Pour permettre l'instruction du
dossier en cause, j'envisage de mettre en oeuvre les dispositions du code de la
santé publique relatives à la délivrance d'autorisations dérogatoires à la carte
sanitaire dans l'intérêt de la santé publique. C'est toujours pareil : dans
notre pays, nous avons une carte sanitaire, mais elle n'est pas respectée ;
alors, on en établit une autre. Et s'il n'y avait pas de carte ? Un jour,
peut-être...
J'ai demandé à
l'ARH de Bretagne de faire établir, en liaison avec l'Etablissement français des
greffes et les organismes d'assurance maladie, un rapport détaillé sur les
besoins de la population de la région en matière de greffes et sur les
transferts des patients concernés, particulièrement dans les secteurs dont les
habitants peuvent recourir au CHU de Brest.
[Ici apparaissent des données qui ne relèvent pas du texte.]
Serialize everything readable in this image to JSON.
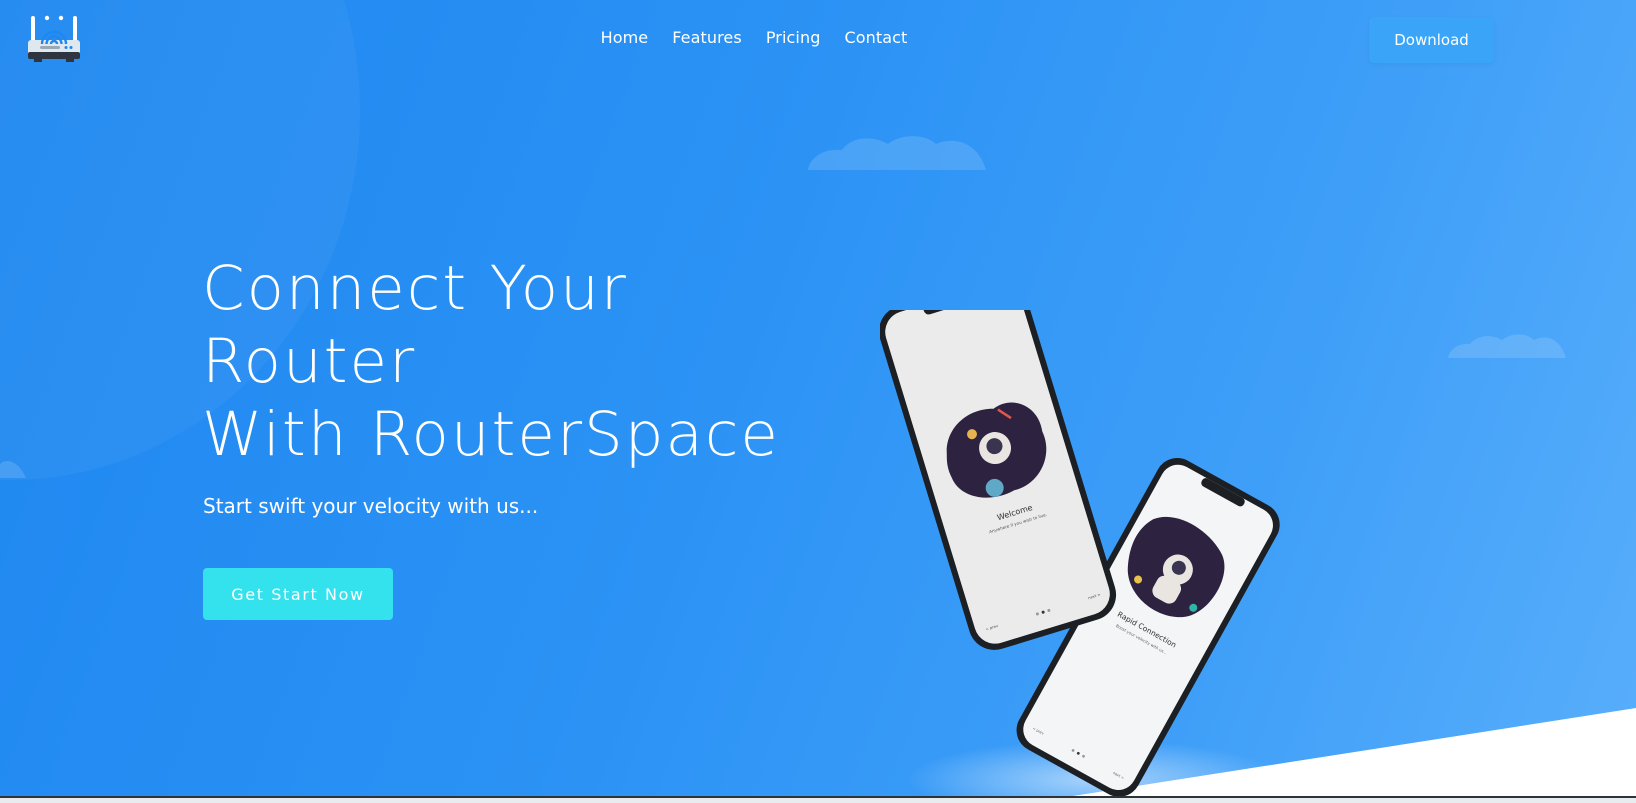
{
  "nav": {
    "items": [
      {
        "label": "Home"
      },
      {
        "label": "Features"
      },
      {
        "label": "Pricing"
      },
      {
        "label": "Contact"
      }
    ],
    "download_label": "Download"
  },
  "hero": {
    "title_line1": "Connect Your",
    "title_line2": "Router",
    "title_line3": "With RouterSpace",
    "subtitle": "Start swift your velocity with us...",
    "cta_label": "Get Start Now"
  },
  "phone_front": {
    "screen_title": "Welcome",
    "screen_subtitle": "Anywhere if you wish to live.",
    "prev_label": "< prev",
    "next_label": "next >"
  },
  "phone_back": {
    "screen_title": "Rapid Connection",
    "screen_subtitle": "Boost your velocity with us...",
    "prev_label": "< prev",
    "next_label": "next >"
  },
  "icons": {
    "logo": "router-logo-icon",
    "cloud": "cloud-icon"
  },
  "colors": {
    "accent": "#1e87f0",
    "cta": "#34e2ee",
    "download": "#3aa5f8"
  }
}
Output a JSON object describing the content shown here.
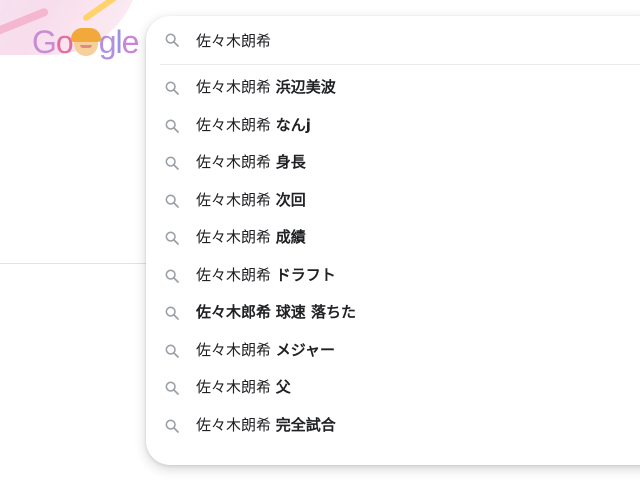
{
  "logo": {
    "letters": [
      "G",
      "o",
      "g",
      "l",
      "e"
    ]
  },
  "search": {
    "query": "佐々木朗希",
    "icon": "search-icon"
  },
  "suggestions": [
    {
      "prefix": "佐々木朗希",
      "suffix": "浜辺美波"
    },
    {
      "prefix": "佐々木朗希",
      "suffix": "なんj"
    },
    {
      "prefix": "佐々木朗希",
      "suffix": "身長"
    },
    {
      "prefix": "佐々木朗希",
      "suffix": "次回"
    },
    {
      "prefix": "佐々木朗希",
      "suffix": "成績"
    },
    {
      "prefix": "佐々木朗希",
      "suffix": "ドラフト"
    },
    {
      "prefix": "佐々木郎希",
      "suffix": "球速 落ちた"
    },
    {
      "prefix": "佐々木朗希",
      "suffix": "メジャー"
    },
    {
      "prefix": "佐々木朗希",
      "suffix": "父"
    },
    {
      "prefix": "佐々木朗希",
      "suffix": "完全試合"
    }
  ],
  "colors": {
    "icon_gray": "#9aa0a6",
    "text": "#202124",
    "panel_border": "#e8eaed"
  }
}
Ce rapport sera soumis pour avis au
Comité national de l'organisation sanitaire et sociale lors de sa séance du
8 novembre prochain.
Sur
ces bases, le bilan de la carte sanitaire qui sera réglementairement publié au
15 décembre pourrait être assorti de la déclaration d'un besoin
exceptionnel, dans ces mêmes secteurs, permettant ainsi aux établissements
brestois de déposer une demande d'autorisation dans la prochaine période
réglementaire, du 1er janvier au 28 février 2002.
J'espère,
monsieur le député, avoir répondu à vos préoccupations. Mais je
remarque que les simples demandes de deux parlementaires qui sont en face de
moi, ajoutées à toutes les autres demandes, tordent le coeur du ministre que je
suis. Je suis médecin. J'en ai assez de devoir refuser des choses évidentes. Il
faudrait que nous réfléchissions tous ensemble à la progression inéluctable des
dépenses de santé, dont il faudrait maîtriser la courbe. Et il faudrait que les
Français, qui sont concernés à Brest comme à Abbeville, puissent savoir de quoi
on a besoin. Les demandes présentées tout à l'heure par d'autres députés,
s'agissant du personnel, allaient exactement dans le même sens. Si nous ne
procédons pas ainsi, si, au minimum, on n'associe pas à la réflexion les
associations de malades et la caisse d'assurance maladie, nous devrons encore et
toujours, de ci de là, tenter de gommer une différence ou octroyer une enveloppe
supplémentaire. Dans un beau pays comme le nôtre, dont le système de santé est
aussi performant mais dont les personnels médicaux nous adressent des demandes
angoissantes, ce n'est pas acceptable !
M. le président. La
parole est à M. François Cuillandre.
M. François
Cuillandre. Je remercie M. le ministre de son propos, qui répond en partie - mais en partie seulement parce que nous avons aussi des difficultés de personnel - aux problèmes du CHU. En ce qui concerne les allogreffes, je le remercie très sincèrement et j'espère que l'on débouchera rapidement sur une décision positive.